Menyoal Gurita Pungli di Pasar Pribadi Kalibu: 9 Tahun Tanpa Izin, Kok Dibiarkan?

Lebih jauh lagi, lamanya kondisi ini berlangsung turut memunculkan pertanyaan mengenai efektivitas pengawasan pemerintah daerah dan aparat terkait.

Sembilan tahun bukan waktu yang singkat.
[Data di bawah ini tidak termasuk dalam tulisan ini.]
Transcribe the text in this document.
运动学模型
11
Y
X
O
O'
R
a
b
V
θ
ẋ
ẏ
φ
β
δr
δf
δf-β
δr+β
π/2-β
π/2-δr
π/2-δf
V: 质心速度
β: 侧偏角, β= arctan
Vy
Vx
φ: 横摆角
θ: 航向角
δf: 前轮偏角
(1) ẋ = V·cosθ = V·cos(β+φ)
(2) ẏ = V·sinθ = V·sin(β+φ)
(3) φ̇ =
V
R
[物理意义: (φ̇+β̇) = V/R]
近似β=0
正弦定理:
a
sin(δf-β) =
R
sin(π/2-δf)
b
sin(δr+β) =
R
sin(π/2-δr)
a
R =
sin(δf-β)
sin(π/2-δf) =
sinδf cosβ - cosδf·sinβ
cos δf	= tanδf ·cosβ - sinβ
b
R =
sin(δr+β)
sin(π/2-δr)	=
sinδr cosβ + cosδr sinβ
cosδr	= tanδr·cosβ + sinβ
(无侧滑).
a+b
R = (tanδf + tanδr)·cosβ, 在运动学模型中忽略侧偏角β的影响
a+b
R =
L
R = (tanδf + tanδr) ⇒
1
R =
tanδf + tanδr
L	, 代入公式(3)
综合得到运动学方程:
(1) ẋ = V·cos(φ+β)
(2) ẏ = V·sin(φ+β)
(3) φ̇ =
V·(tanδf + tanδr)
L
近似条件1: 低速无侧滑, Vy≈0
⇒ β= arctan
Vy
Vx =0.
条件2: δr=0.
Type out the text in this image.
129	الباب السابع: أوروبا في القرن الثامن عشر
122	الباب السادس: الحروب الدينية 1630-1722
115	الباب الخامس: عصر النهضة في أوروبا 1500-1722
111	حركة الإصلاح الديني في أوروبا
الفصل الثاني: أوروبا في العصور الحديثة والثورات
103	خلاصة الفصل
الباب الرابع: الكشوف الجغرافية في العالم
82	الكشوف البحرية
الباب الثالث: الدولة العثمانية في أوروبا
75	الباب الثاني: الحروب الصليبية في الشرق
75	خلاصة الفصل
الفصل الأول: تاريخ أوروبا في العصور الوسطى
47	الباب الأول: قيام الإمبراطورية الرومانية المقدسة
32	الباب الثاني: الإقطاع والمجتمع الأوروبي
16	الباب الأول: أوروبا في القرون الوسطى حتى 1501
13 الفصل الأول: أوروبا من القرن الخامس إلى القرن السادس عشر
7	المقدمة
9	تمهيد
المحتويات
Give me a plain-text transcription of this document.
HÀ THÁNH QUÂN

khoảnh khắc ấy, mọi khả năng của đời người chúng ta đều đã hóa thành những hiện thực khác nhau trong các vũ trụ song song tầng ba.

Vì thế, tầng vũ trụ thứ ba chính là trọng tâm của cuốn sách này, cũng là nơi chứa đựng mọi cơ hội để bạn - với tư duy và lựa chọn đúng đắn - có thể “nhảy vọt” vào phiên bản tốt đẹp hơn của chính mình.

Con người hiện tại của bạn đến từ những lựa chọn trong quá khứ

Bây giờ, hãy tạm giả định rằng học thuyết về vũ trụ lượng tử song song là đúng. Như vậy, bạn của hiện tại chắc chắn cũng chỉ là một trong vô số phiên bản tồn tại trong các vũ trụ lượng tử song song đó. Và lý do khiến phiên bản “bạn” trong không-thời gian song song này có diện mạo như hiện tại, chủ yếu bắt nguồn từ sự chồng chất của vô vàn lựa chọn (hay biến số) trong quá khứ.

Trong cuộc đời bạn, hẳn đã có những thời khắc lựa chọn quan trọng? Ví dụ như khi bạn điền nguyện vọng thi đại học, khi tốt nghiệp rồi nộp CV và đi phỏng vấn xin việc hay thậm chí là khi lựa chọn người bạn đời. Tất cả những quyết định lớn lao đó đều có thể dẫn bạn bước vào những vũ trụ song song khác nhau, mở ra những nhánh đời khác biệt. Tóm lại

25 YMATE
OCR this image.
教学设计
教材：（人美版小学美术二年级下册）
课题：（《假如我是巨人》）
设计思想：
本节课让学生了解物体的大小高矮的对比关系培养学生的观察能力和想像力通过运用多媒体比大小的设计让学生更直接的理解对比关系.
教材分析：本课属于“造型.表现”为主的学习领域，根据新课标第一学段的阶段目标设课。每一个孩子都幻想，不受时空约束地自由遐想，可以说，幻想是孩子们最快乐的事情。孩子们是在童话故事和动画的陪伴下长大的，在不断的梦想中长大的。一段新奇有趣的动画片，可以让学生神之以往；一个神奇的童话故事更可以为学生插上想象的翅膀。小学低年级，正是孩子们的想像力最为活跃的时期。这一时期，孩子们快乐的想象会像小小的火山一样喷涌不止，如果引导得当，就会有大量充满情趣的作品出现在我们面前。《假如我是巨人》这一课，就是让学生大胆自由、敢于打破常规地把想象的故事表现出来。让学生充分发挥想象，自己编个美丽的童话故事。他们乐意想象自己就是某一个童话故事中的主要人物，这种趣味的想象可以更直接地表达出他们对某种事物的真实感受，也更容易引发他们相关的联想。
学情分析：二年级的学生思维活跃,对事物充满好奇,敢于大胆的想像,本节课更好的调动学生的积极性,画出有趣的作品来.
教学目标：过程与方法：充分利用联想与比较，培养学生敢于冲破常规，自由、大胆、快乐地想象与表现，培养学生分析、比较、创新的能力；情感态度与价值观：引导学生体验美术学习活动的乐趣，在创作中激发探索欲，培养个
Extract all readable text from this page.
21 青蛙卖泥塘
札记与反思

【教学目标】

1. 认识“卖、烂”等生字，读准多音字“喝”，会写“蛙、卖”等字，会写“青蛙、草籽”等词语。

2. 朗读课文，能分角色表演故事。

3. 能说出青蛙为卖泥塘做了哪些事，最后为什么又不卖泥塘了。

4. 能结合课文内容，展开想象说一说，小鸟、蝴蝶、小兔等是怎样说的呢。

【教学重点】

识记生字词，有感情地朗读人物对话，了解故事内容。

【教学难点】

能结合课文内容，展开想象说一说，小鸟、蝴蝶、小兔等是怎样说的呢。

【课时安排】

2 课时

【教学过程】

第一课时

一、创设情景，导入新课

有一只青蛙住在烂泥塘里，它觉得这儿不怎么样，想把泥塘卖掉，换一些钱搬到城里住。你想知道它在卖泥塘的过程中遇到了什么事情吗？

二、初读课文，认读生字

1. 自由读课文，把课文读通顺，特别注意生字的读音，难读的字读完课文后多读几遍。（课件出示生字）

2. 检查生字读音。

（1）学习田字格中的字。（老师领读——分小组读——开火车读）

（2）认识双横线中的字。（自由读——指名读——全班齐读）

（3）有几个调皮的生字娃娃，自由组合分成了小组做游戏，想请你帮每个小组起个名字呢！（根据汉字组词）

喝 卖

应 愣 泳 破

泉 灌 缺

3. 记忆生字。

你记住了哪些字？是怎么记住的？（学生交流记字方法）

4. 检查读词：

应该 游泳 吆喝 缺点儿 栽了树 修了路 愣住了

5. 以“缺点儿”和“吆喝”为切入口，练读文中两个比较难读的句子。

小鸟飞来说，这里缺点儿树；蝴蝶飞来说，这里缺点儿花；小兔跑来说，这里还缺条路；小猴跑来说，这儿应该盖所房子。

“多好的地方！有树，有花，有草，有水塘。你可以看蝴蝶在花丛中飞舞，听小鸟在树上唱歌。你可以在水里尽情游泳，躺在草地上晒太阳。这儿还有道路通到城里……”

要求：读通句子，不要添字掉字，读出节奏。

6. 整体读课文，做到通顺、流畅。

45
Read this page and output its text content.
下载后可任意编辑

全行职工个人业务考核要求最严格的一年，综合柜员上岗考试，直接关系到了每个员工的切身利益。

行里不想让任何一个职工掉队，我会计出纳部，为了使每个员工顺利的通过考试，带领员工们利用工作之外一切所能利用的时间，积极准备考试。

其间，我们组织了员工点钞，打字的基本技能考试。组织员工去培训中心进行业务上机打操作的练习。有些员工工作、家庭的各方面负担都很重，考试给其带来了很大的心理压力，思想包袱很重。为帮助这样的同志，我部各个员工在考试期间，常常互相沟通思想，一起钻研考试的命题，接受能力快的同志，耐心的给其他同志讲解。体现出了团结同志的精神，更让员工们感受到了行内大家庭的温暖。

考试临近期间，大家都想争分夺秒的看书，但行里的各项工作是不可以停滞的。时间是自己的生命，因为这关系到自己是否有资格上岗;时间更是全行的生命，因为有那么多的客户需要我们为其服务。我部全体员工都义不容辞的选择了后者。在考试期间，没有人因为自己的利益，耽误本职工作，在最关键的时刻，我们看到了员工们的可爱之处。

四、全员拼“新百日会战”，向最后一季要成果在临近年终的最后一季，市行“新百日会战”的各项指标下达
Pembiaran yang berkepanjangan berpotensi menimbulkan kesan bahwa aturan hukum dapat dinegosiasikan, sementara masyarakat kecil tetap menjadi pihak yang paling rentan menanggung dampaknya.

Berangkat dari realitas tersebut, sudah saatnya persoalan Pasar Pribadi di Kalibu dibahas secara terbuka dan objektif demi menghadirkan kepastian hukum, keadilan bagi para pedagang, serta perlindungan terhadap kepentingan masyarakat secara luas.

Hak Milik Tanah Bukan Berarti Hak Memeras Rakyat

Masih banyak anggapan bahwa status kepemilikan pribadi atas tanah memberikan kebebasan mutlak kepada pemilik untuk memanfaatkannya dalam bentuk apa pun, termasuk membuka pasar publik dan menarik berbagai pungutan dari masyarakat.

Padahal, dalam praktik penyelenggaraan fasilitas publik seperti pasar, hak atas tanah tidak serta-merta menjadi dasar hukum untuk menjalankan kegiatan usaha tanpa izin.